Canine HS especially the disseminated from of the disease are very aggressive tumors with a high invasiveness and metastatic rate (AFFOLTER and MOORE, 2002). Therefore, MMPs and their inhibitors might play an important role in the progression of this disease. In the present study the expression of selected MMPs and their inhibitors, namely MMP-2, -9, -14 and TIMP-1 was studied in spontaneous canine HS and compared to a mouse model of subcutaneously xenotransplanted canine HS. Both spontaneous neoplasms and subcutaneously xenotransplanted tumors displayed a high expression of MMP-2, -9 and -14 at the invasive front of the tumor compared to the tumor center.
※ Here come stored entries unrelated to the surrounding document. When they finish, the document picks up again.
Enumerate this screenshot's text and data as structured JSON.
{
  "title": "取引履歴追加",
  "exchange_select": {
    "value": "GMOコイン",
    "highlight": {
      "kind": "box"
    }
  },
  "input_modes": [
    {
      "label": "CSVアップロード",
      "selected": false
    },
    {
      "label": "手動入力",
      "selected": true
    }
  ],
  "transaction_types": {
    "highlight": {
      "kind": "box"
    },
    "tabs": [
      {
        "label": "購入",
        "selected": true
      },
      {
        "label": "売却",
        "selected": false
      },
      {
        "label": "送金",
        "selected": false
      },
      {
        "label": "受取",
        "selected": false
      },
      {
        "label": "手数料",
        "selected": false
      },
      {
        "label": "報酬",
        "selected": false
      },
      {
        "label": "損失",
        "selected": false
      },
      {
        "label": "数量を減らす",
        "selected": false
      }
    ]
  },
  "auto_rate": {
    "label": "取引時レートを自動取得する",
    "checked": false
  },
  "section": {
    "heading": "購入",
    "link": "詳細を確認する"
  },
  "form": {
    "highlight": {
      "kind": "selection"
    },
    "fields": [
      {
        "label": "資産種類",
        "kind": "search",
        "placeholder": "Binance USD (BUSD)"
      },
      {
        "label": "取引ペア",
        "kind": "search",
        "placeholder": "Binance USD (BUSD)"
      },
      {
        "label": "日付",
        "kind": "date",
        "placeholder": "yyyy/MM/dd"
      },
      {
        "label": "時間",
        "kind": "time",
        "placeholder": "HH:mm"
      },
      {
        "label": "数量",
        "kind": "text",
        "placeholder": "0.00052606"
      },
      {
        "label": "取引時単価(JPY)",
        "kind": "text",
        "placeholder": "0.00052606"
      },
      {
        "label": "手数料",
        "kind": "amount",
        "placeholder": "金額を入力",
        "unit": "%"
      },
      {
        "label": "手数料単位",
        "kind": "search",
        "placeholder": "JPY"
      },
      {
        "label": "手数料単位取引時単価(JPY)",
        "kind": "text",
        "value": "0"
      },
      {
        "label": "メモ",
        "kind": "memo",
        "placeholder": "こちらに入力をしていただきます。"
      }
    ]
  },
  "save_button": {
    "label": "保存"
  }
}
Similar results were found for the expression of MMP-2 and MMP-9 in human head and neck squamous cell carcinomas (ONDRUSCHKA et al., 2002).
In contrast to MMPs, conflicting data were reported for the role of TIMP-1 in tumor progression as TIMP-1 showed to possess both, MMP inhibiting activity as well as tumor promoting activity independent of its MMP-regulatory function (HORNEBECK et al., 2005).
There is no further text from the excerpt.